The history being made this night would be voted by fans as the “Most Memorable Moment” in baseball history. In the fourth inning Cal Ripken, Jr. stepped to the plate and hit a homerun. As thrilling as that moment was, history still had not been made. After the Angels’ half of the fifth inning was over, it was official. The 56-year record held by Lou Gehrig for the most consecutive games played (2,130), now belonged to “The Iron Man” Cal Ripken, Jr.
A Hall of Fame player, Ripken was the ultimate role model for little leaguers and aspiring major league players both then and now. He is a member of the 3,000 hit club including 431 home runs. Ripken continued the consecutive game streak by an additional 502 games, a record that still stands at 2,632 games.
After breaking Gehrig’s record, Ripken said, “Tonight, I stand here, overwhelmed, as my name is linked with the great and courageous Lou Gehrig, I'm truly humbled to have our names spoken in the same breath. Some may think our strongest connection is because we played many consecutive games. Yet I believe in my heart that our true link is a common motivation-a love of the game of baseball, a passion for our team and a desire to compete on the very highest level.”

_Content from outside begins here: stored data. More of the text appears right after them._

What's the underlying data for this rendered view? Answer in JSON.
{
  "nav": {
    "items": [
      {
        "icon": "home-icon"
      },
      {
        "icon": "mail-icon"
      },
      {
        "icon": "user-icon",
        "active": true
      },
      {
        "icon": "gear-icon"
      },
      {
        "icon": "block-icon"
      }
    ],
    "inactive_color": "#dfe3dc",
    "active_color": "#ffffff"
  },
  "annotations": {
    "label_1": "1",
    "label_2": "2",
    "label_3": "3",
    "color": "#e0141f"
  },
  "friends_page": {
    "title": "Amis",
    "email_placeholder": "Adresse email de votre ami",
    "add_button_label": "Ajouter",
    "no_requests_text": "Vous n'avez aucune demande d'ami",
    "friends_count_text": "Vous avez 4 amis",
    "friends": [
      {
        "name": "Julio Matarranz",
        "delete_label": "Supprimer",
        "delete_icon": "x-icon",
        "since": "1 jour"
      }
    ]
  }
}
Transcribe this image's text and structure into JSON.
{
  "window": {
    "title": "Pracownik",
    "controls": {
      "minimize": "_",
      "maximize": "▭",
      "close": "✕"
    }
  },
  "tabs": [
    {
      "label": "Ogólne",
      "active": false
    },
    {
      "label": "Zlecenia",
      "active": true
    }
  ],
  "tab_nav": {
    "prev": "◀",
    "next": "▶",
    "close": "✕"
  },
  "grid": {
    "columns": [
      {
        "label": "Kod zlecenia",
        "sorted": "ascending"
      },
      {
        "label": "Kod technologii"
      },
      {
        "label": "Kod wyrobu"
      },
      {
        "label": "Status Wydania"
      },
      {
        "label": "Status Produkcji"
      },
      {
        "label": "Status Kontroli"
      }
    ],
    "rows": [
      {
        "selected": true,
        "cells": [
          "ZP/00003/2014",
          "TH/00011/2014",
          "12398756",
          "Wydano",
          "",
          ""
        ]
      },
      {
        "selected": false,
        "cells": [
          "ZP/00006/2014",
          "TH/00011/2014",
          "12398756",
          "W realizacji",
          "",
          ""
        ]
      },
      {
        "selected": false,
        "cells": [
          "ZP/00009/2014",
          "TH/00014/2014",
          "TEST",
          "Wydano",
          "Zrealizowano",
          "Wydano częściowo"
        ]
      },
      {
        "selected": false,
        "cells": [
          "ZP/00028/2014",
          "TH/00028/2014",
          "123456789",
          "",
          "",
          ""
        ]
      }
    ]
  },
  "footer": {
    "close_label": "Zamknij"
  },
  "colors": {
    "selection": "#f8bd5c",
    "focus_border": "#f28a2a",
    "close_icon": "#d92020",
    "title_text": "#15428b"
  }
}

Leaders who go the distance can learn valuable lessons from Ripken and his example. John Maxwell said, “The heartbeat of leaders is what they love to do. The priorities of leaders is what they have to do…” Are you a leader who is willing to go the distance to be the best you can be? Leaders who go the distance have an understanding of these three principles.
Leaders who go the distance have clear priorities. Never has there been a time when it is so easy to be distracted by the “tyranny of the urgent’. Dwight Eisenhower said, “The older I get the more wisdom I find in the ancient rule of taking first things first-a process which often reduces the most complex human problem to a manageable proportion.”
The more advanced we become in terms of technology and communications the more distracted we become. Leaders who go the distance are individuals who not only have a clear agenda but are executing it. While it might sound monotonous, a 56-year record broken by Ripken was done on days when I am sure he didn’t feel like it. Once priorities are settled, it opens new doors to enjoy the second characteristic.
Leaders who go the distance are passionate. Once again, hear the words of Ripken, “Yet, I believe in my heart that our true link is a common motivation-a love of the game of baseball, a passion for our team…” Without a love for the game and passion to energize him, Ripken would not have broken the record.
What about you? What is your passion? The pursuit of your passion is realized when you have a clear set of priorities that guide you and keep you on the right path. Warren G. Bennis once said, “The factory of the future will have only two employees, a man and his dog. The man will be there to feed the dog. The dog will be there to keep the man from touching the equipment.” It’s the same with your passion. Priorities will be there to keep you on track.
Leaders who go the distance fulfill their purpose. Leadership’s ultimate achievement is not to attain a title or position. It is to expand your sphere of influence for good and to causes greater than yourself. Kenneth Hildebrand summarized it correctly when he said, “Strong lives are motivated by strong purposes.”
Now retired from baseball, Cal Ripken, Jr. devotes his time and energy for causes through his foundation. His purpose now is to support little league baseball and many other notable charities. As remarkable as his baseball career was, his lasting legacy- that of fulfilling his purpose is truly inspiring.
Are you a leader ready to go the distance? Set your priorities, embrace your passion, live your purpose.